The sign said no one allowed there after dark. Not prone to minding signs I had no intention of going until work texted, and I was called in. I grudgingly made my way to my feet and brushed the grass from my legs. When I reached down for my helmet, I noticed some trash a ways down the hill. As I walked down to retrieve it, I heard what I thought was a wounded dog in the distance. I listened, trying to get a fix on where the sound was coming from. I realized it wasn’t a dog when the first elk emerged from the brush. I slowly sank back down into the pool of grass. In the next few minutes I counted about 70 elk as they materialized from the brush to wander into the balmy, buzzing, grassy plain. Work would wait. Being very still seemed like the thing to do, and they made their way toward me. Stupidly, I assumed they knew I was there.
I found out they did not when my phone rang. This might cost me more than $31.50.
They froze and looked at me. Granted, they were half a football field away, but there was no way I’d make it to my bike and get it started before they stampeded me, if that’s the way they wanted to play this out. And they were the ones who would choose how this would play out. After all, there were calves. Instead, they slowly meandered into a closer cluster and watched me watching them. I sat there for half an hour as the light went from warm to cool and the stars came out. Eventually, their hulking forms slowly moved away to cross the grass plain, calves bleating and adults snorting.
The perfection of the scene washed over my hard cynicism and found that part of me that already missed Gene.
I plucked myself from the grass; turned my back on the herd, now a good mile away; and made my way to the motorcycle.

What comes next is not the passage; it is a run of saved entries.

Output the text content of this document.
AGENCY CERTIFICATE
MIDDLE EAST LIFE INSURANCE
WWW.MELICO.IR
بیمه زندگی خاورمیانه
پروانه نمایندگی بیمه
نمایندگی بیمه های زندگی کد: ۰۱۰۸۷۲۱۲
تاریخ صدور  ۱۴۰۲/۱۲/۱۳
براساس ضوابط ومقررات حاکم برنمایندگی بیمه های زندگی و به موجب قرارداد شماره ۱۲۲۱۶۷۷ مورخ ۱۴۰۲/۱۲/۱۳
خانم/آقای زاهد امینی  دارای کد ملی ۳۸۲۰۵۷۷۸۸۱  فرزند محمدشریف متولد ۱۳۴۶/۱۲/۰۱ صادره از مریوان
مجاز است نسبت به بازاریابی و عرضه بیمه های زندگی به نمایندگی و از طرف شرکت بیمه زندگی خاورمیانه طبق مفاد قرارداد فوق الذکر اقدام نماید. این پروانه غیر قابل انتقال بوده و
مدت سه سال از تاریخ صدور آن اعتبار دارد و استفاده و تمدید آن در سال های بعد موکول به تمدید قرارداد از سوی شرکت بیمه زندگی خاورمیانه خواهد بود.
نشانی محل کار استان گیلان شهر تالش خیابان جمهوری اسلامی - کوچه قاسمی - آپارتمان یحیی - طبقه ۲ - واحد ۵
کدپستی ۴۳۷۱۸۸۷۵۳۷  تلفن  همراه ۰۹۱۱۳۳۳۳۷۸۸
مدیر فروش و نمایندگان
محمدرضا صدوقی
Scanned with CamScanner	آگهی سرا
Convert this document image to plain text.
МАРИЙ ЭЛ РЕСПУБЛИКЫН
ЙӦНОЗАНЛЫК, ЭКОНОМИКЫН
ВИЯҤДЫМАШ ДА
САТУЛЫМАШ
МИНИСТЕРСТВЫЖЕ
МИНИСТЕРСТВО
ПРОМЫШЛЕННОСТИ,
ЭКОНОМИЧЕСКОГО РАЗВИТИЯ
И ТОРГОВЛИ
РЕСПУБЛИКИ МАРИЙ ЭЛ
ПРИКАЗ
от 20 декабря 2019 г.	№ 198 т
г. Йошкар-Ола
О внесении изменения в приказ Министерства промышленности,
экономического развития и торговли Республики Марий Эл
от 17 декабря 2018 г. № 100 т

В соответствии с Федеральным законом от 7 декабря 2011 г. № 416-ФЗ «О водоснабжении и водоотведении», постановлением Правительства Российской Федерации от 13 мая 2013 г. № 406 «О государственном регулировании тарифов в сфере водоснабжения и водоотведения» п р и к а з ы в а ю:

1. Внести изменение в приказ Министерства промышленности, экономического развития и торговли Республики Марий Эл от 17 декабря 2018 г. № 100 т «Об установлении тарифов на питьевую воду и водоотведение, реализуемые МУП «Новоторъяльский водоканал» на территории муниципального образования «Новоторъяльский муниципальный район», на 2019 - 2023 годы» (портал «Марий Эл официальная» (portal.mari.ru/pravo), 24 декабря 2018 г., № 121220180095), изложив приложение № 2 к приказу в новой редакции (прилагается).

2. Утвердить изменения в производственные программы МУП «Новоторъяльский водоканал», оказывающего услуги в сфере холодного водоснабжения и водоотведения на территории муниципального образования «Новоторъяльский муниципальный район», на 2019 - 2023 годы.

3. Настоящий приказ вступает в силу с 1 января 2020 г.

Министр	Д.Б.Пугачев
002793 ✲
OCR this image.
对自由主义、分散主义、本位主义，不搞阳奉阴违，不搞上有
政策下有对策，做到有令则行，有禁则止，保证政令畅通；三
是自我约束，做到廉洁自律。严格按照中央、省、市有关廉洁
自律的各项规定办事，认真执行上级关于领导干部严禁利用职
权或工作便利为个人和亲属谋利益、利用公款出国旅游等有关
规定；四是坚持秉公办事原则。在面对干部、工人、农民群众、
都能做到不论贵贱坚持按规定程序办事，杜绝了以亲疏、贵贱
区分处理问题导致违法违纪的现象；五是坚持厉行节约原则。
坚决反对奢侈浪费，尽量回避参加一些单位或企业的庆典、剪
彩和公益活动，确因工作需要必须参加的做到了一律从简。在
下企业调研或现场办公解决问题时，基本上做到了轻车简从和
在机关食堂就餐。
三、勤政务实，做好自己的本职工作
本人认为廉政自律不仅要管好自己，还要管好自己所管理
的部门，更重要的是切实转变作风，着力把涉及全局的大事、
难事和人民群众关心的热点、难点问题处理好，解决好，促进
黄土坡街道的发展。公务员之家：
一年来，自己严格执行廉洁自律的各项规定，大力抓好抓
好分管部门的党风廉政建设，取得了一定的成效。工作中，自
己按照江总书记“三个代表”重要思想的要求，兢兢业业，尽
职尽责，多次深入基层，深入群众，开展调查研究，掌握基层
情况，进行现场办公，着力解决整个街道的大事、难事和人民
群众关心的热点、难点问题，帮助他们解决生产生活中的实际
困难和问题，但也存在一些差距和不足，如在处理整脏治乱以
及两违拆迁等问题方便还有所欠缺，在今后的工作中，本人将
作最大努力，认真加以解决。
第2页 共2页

‘See ya on the other side, Gene. Tonight you’re running with the elk.’
Lovely story, Paul, and thank you. I love how wild things lead us home, and especially love this story, having seen my first elk this summer. The first part reminded me of the tie that hung in my closet for years after Ross had left the house: the only one he had ever worn, which we kept tied because there was no one to show him how to tie it, and once it was done by a friend, it was never to be undone.